Meu amigo Ernesto de Sousa

MARIA ESTELA GUEDES
Dir. Triplov


Isabel Alves lê a carta de António José Saraiva, já digitalizada.

Várias instituições apresentam memoriais de Ernesto de Sousa (1921-1988) neste ano de 2021, data do centenário do seu nascimento. Entre elas, uma exposição no MNAC – Museu Nacional de Arte Contemporânea, em Lisboa -, intitulada «Meu Amigo», que comporta sessões com alguns desses amigos. Como participarei, dia 23, numa delas, com leitura de cartas do Ernesto e para ele, tive um encontro preparatório com a co-organizadora, ou curadora, do Centenário, Isabel Alves, esposa, administradora, maior dos amigos, herdeira, mulher forte que tem oferecido um escudo contra a morte, mantendo vivo o estro de Ernesto de Sousa, não só para os seus contemporâneos, mas sobretudo para os demasiado jovens para o terem conhecido pessoalmente.
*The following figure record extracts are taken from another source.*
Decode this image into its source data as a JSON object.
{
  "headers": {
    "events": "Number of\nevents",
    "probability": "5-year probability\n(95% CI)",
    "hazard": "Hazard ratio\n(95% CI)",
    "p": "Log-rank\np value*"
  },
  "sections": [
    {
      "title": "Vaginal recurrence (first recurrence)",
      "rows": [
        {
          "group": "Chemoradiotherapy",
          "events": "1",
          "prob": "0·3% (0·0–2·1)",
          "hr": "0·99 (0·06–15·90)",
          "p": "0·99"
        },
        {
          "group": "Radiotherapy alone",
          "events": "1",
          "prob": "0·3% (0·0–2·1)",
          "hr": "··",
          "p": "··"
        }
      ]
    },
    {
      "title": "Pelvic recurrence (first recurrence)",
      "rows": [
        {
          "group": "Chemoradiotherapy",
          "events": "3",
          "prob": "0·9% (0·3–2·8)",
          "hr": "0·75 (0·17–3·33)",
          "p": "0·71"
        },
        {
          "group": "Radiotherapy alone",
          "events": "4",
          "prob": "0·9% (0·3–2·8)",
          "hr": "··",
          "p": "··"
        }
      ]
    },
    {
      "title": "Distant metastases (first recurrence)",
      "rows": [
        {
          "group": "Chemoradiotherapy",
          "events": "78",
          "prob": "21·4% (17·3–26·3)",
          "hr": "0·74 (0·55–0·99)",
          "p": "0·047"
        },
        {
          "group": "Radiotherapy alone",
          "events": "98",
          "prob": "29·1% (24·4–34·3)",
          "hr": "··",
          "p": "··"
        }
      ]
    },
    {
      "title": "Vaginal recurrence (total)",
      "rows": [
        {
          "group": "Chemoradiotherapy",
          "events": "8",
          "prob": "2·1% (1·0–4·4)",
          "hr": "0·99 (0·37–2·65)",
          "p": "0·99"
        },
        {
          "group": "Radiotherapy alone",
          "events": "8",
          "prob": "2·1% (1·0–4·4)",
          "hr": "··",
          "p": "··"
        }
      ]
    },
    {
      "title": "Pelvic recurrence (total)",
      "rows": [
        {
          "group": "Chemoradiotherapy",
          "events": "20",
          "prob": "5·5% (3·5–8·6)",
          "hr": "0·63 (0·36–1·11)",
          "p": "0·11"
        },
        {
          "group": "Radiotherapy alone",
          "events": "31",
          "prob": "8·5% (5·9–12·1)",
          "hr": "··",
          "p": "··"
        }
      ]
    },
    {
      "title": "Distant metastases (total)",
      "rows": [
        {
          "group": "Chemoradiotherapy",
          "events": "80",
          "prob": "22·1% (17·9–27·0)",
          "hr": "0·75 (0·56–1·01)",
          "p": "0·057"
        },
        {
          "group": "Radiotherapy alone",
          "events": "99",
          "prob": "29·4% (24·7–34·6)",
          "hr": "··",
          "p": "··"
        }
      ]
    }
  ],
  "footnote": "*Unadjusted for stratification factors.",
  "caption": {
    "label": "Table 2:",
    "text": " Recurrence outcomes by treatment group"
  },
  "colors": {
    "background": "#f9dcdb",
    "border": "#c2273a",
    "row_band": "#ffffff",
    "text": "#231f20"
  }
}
Pelas nossas mãos passaram memórias diversas, cartas sobretudo, para ler dia 23. O Ernesto de Sousa era uma fonte, falar dele exige rédeas na escolha dos elementos a tratar, pois a sua multidisciplinaridade, fluxo de ideias e diversidade nas expressões de arte facilmente nos mergulha num labirinto. Vou tentar concentrar-me então, neste artigo, na carta de António José Saraiva, aqui reproduzida em fotografia e passada a Word por Isabel Alves. Carta de 1961, muitos anos antes das portas abertas à explosão das vanguardas, que pela primeira vez se apresentaria aos olhos espantados dos portugueses, em 1977, com a «Alternativa Zero».

Ernesto de Sousa dedicou anos a estudar a arte popular, alentando nomes como o de Rosa Ramalho, Quintino Vilas Boas Neto e Franklin Vilas Boas. Em 1964, foi curador, na Livraria Divulgação (Lisboa, Maio–Junho), de uma exposição em que apresentou obras destes artistas. Integrava-se a exposição no ciclo de Etnologia e Cultura Popular organizado pelas Secções Culturais das Associações de Estudantes. Pertence a este evento o seu texto Barristas e Imaginários.

Tejolo romano usado na construção das colunas.

Em geral, os escultores populares também são santeiros, como foi o caso mais falado por Ernesto de Sousa de Franklin Vilas Boas. Porém, creio que anteriormente, já o Ernesto tomara contacto direto e profundo com a arte das catedrais, num périplo pela Península Ibérica, durante o qual catalogou, desenhou e fotografou inúmeros espécimes de arte sacra. ES não se aproxima destes temas de maneira especializada, pelo contrário, ele é uma inteligência interdisciplinar. De resto, contra a especialização, dizia-se ele com ironia um especialista de ideias gerais. Só a título de curiosidade, apresento a foto de um objeto bem pesado que me acompanha desde os anos 80, por mim recolhido em Tróia, na praia, entre outros resíduos romanos da antiga vila piscatória de Setóbriga, por ocasião de um passeio com Isabel Alves e Ernesto de Sousa. É um tejolo triangular, usado, segundo o meu amigo ES, na construção das colunas. Na sua casa de Janas, em Sintra, recordo-me de ver um esboço de coluna cilíndrica, formado pela sobreposição de vários desses tejolos. Parecem de barro, alguma argila hão de conter, pelo tom ferruginoso. Material idêntico ao usado pelos barristas.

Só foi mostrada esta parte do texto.